Eiser kan evenmin gevolgd worden in zijn stelling dat door het bestreden besluit het refoulement-verbod van artikel 3 EVRM juncto artikel 9 EVRM geschonden wordt. Blijkens de beslissing van de ECRM d.d.
12 december 1977 (Dec. Adm. Com. Ap. 8018, Digest of Strasbourg Case-Law relating tot the European Convention on Human Rights, pp. 148-149) is deze van oordeel dat de uitzetting van een persoon naar een land waar zijn burgerlijke en
politieke rechten niet volledig gerespecteerd worden, niet gelijkstaat aan schending van artikel 3 EVRM. Mede gelet op hetgeen onder punt 2.7 is overwogen met betrekking tot de mogelijkheden voor eiser om zich te vestigen in een
plaats waar zich een Ahmadiyya-geloofsgemeenschap bevindt, is de rechtbank van oordeel dat er onvoldoende aanknopingspunten zijn voor de conclusie dat uitzetting van eiser naar Pakistan een reëel risico meebrengt op een behandeling
als bedoeld in artikel 3 EVRM.
2.10 Evenmin is aannemelijk dat sprake is van klemmende redenen van humanitaire aard die eiser aanspraak geven op verlening van een vergunning tot verblijf.
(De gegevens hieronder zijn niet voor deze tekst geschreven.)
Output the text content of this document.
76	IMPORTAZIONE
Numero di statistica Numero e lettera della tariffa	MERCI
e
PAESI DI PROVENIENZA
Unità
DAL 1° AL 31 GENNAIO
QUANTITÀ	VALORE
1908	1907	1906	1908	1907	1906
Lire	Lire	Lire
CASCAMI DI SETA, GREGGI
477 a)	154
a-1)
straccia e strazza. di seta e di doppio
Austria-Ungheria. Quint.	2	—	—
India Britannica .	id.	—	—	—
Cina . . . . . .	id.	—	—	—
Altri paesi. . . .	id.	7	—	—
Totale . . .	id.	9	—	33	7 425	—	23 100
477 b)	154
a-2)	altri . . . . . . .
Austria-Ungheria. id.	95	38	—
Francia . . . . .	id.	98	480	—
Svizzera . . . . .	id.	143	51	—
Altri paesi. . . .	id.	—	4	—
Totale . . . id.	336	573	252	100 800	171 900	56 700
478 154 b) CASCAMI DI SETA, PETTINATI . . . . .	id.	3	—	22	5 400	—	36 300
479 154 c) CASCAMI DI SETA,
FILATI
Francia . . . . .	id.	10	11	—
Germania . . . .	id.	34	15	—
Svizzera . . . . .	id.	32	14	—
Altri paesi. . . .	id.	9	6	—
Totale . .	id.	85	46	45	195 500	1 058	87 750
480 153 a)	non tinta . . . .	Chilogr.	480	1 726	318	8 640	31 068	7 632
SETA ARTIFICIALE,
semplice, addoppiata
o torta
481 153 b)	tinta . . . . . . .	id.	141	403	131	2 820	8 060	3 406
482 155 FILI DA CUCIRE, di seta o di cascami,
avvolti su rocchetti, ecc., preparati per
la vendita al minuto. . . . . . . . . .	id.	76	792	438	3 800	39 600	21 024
2.11 Gezien het voorgaande heeft verweerder in redelijkheid kunnen weigeren eiser een vergunning tot verblijf zonder beperkingen te verlenen.
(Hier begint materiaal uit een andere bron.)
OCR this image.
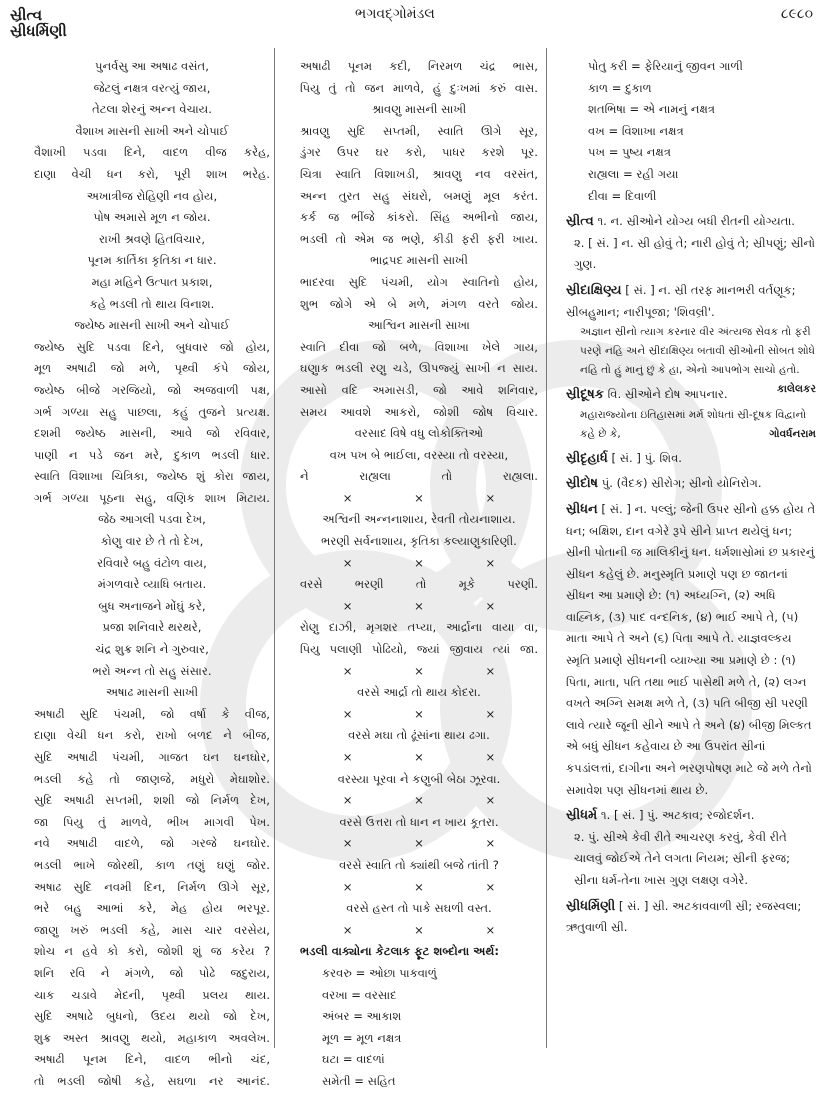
સ્રીત્વ
સ્રીધર્મિણી
ભગવદ્ગોમંડલ	૮૯૮૦
પુનર્વસુ આ અષાઢ વસંત,
જેટલું નક્ષત્ર વરત્યું જાય,
તેટલા શેરનું અન્ન વેચાય.
વૈશાખ માસની સાખી અને ચોપાઈ
વૈશાખી પડવા દિને, વાદળ વીજ કરેહ,
દાણા વેચી ધન કરો, પૂરી શાખ ભરેહ.
અખાત્રીજ રોહિણી નવ હોય,
પોષ અમાસે મૂળ ન જોય.
રાખી શ્રવણે હિતવિચાર,
પૂનમ કાર્તિકા કૃતિકા ન ધાર.
મહા મહિને ઉત્પાત પ્રકાશ,
કહે ભડલી તો થાય વિનાશ.
જ્યેષ્ઠ માસની સાખી અને ચોપાઈ
જ્યેષ્ઠ સુદિ પડવા દિને, બુધવાર જો હોય,
મૂળ અષાઢી જો મળે, પૃથ્વી કંપે જોય,
જ્યેષ્ઠ બીજે ગરજિયો, જો અજવાળી પક્ષ,
ગર્ભ ગળ્યા સહુ પાછલા, કહું તુજને પ્રત્યક્ષ.
દશમી જ્યેષ્ઠ માસની, આવે જો રવિવાર,
પાણી ન પડે જન મરે, દુકાળ ભડલી ધાર.
સ્વાતિ વિશાખા ચિત્રિકા, જ્યેષ્ઠ શું કોરા જાય,
ગર્ભ ગળ્યા પૂઠના સહુ, વણિક શાખ મિટાય.
જેઠ આગલી પડવા દેખ,
કોણુ વાર છે તે તો દેખ,
રવિવારે બહુ વંટોળ વાય,
મંગળવારે વ્યાધિ બતાય.
બુધ અનાજને મોંઘું કરે,
પ્રજા શનિવારે થરથરે,
ચંદ્ર શુક્ર શનિ ને ગુરુવાર,
ભરો અન્ન તો સહુ સંસાર.
અષાઢ માસની સાખી
અષાઢી સુદિ પંચમી, જો વર્ષા કે વીજ,
દાણા વેચી ધન કરો, રાખો બળદ ને બીજ,
સુદિ અષાઢી પંચમી, ગાજત ઘન ઘનઘોર,
ભડલી કહે તો જાણજે, મધુરો મેઘાશોર.
સુદિ અષાઢી સપ્તમી, શશી જો નિર્મળ દેખ,
જા પિયુ તું માળવે, ભીખ માગવી પેખ.
નવે અષાઢી વાદળે, જો ગરજે ઘનઘોર.
ભડલી ભાખે જોરથી, કાળ તણું ઘણું જોર.
અષાઢ સુદિ નવમી દિન, નિર્મળ ઊગે સૂર,
ભરે બહુ આભાં કરે, મેહ હોય ભરપૂર.
જાણુ ખરું ભડલી કહે, માસ ચાર વરસેય,
શોચ ન હવે કો કરો, જોશી શું જ કરેય ?
શનિ રવિ ને મંગળે, જો પોઢે જદુરાય,
ચાક ચડાવે મેદની, પૃથ્વી પ્રલય થાય.
સુદિ અષાઢે બુધનો, ઉદય થયો જો દેખ,
શુક્ર અસ્ત શ્રાવણુ થયો, મહાકાળ અવલેખ.
અષાઢી પૂનમ દિને, વાદળ ભીનો ચંદ,
તો ભડલી જોષી કહે, સઘળા નર આનંદ.
અષાઢી પૂનમ કદી, નિરમળ ચંદ્ર ભાસ,
પિયુ તું તો જન માળવે, હું દુઃખમાં કરું વાસ.
શ્રાવણુ માસની સાખી
શ્રાવણુ સુદિ સપ્તમી, સ્વાતિ ઊગે સૂર,
ડુંગર ઉપર ઘર કરો, પાધર કરશે પૂર.
ચિત્રા સ્વાતિ વિશાખડી, શ્રાવણુ નવ વરસંત,
અન્ન તુરત સહુ સંઘરો, બમણું મૂલ કરંત.
કર્ક જ ભીંજે કાંકરો. સિંહ અભીનો જાય,
ભડલી તો એમ જ ભણે, કીડી ફરી ફરી ખાય.
ભાદ્રપદ માસની સાખી
ભાદરવા સુદિ પંચમી, યોગ સ્વાતિનો હોય,
શુભ જોગે એ બે મળે, મંગળ વરતે જોય.
આશ્વિન માસની સાખા
સ્વાતિ દીવા જો બળે, વિશાખા ખેલે ગાય,
ઘણુાક ભડલી રણુ ચડે, ઊપજ્યું સાખી ન સાય.
આસો વદિ અમાસડી, જો આવે શનિવાર,
સમય આવશે આકરો, જોશી જોષ વિચાર.
વરસાદ વિષે વધુ લોકોક્તિઓ
વખ પખ બે ભાઈલા, વરસ્યા તો વરસ્યા,
ને રાહ્યલા તો રાહ્યલા.
×	×	×
અશ્વિની અન્નનાશાય, રેવતી તોયનાશાય.
ભરણી સર્વનાશાય, કૃતિકા કલ્યાણુકારિણી.
×	×	×
વરસે ભરણી તો મૂકે પરણી.
×	×	×
રોણુ દાઝી, મૃગશર તપ્યા, આર્દ્રાના વાયા વા,
પિયુ પલાણી પોઢિયો, જ્યાં જીવાય ત્યાં જા.
×	×	×
વરસે આર્દ્રા તો થાય કોદરા.
×	×	×
વરસે મઘા તો ઢૂંસાંના થાય ઢગા.
×	×	×
વરસ્યા પૂરવા ને કણુબી બેઠા ઝૂરવા.
×	×	×
વરસે ઉત્તરા તો ધાન ન ખાય કૂતરા.
×	×	×
વરસે સ્વાતિ તો ક્યાંથી બજે તાંતી ?
×	×	×
વરસે હસ્ત તો પાકે સઘળી વસ્ત.
×	×	×
ભડલી વાક્યોના કેટલાક ફૂટ શબ્દોના અર્થ:
કરવરુ = ઓછા પાકવાળું
વરખા = વરસાદ
અંબર = આકાશ
મૂળ = મૂળ નક્ષત્ર
ઘટા = વાદળાં
સમેતી = સહિત
પોતુ કરી = ફેરિયાનું જીવન ગાળી
કાળ = દુકાળ
શતભિષા = એ નામનું નક્ષત્ર
વખ = વિશાખા નક્ષત્ર
પખ = પુષ્ય નક્ષત્ર
રાહ્યલા = રહી ગયા
દીવા = દિવાળી
સ્રીત્વ ૧. ન. સ્રીઓને યોગ્ય બધી રીતની યોગ્યતા.
૨. [ સં. ] ન. સ્રી હોવું તે; નારી હોવું તે; સ્રીપણું; સ્રીનો ગુણ.
સ્રીદાક્ષિણ્ય [ સં. ] ન. સ્રી તરફ માનભરી વર્તણૂક; સ્રીબહુમાન; નારીપૂજા; 'શિવલ્રી'.
અજ્ઞાન સ્રીનો ત્યાગ કરનાર વીર અંત્યજ સેવક તો ફરી પરણે નહિ અને સ્રીદાક્ષિણ્ય બતાવી સ્રીઓની સોબત શોધે નહિ તો હું માનું છું કે હા, એનો આપભોગ સાચો હતો.
કાલેલકર
સ્રીદૂષક વિ. સ્રીઓને દોષ આપનાર.
મહારાજ્યોના ઇતિહાસમાં મર્મ શોધતાં સ્રી-દૂષક વિદ્વાનો કહે છે કે,	ગોવર્ધનરામ
સ્રીદૃહાર્ધ [ સં. ] પું. શિવ.
સ્રીદોષ પું. (વૈદક) સ્રીરોગ; સ્રીનો યોનિરોગ.
સ્રીધન [ સં. ] ન. પલ્લું; જેની ઉપર સ્રીનો હક્ક હોય તે ધન; બક્ષિશ, દાન વગેરે રૂપે સ્રીને પ્રાપ્ત થયેલું ધન; સ્રીની પોતાની જ માલિકીનું ધન. ધર્મશાસ્રોમાં છ પ્રકારનું સ્રીધન કહેલું છે. મનુસ્મૃતિ પ્રમાણે પણ છ જાતનાં સ્રીધન આ પ્રમાણે છે: (૧) અધ્યગ્નિ, (૨) અધિ વાહ્નિક, (૩) પાદ વન્દનિક, (૪) ભાઈ આપે તે, (૫) માતા આપે તે અને (૬) પિતા આપે તે. યાજ્ઞવલ્કય સ્મૃતિ પ્રમાણે સ્રીધનની વ્યાખ્યા આ પ્રમાણે છે : (૧) પિતા, માતા, પતિ તથા ભાઈ પાસેથી મળે તે, (૨) લગ્ન વખતે અગ્નિ સમક્ષ મળે તે, (૩) પતિ બીજી સ્રી પરણી લાવે ત્યારે જૂની સ્રીને આપે તે અને (૪) બીજી મિલ્કત એ બધું સ્રીધન કહેવાય છે આ ઉપરાંત સ્રીનાં કપડાંલત્તાં, દાગીના અને ભરણપોષણ માટે જે મળે તેનો સમાવેશ પણ સ્રીધનમાં થાય છે.
સ્રીધર્મ ૧. [ સં. ] પું. અટકાવ; રજોદર્શન.
૨. પું. સ્રીએ કેવી રીતે આચરણ કરવું, કેવી રીતે ચાલવું જોઈએ તેને લગતા નિયમ; સ્રીની ફરજ; સ્રીના ધર્મ-તેના ખાસ ગુણ લક્ષણ વગેરે.
સ્રીધર્મિણી [ સં. ] સ્રી. અટકાવવાળી સ્રી; રજસ્વલા; ઋતુવાળી સ્રી.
2.12 Het beroep is derhalve ongegrond.
2.13 Voor vergoeding van het betaalde griffierecht of veroordeling van een partij in de kosten die de andere partij in verband met de behandeling van het beroep redelijkerwijs heeft moeten maken, bestaat geen aanleiding.
3 BESLISSING
De rechtbank verklaart het beroep ongegrond.
Deze uitspraak is gedaan door mr. H.F.M.J. Schröder en in het openbaar uitgesproken in tegenwoordigheid van mr. drs. H.M.C.W. Mudde-Blom als griffier op 7 juli 2000
Tegen deze uitspraak staat geen hoger beroep open (artikel 33e Vw).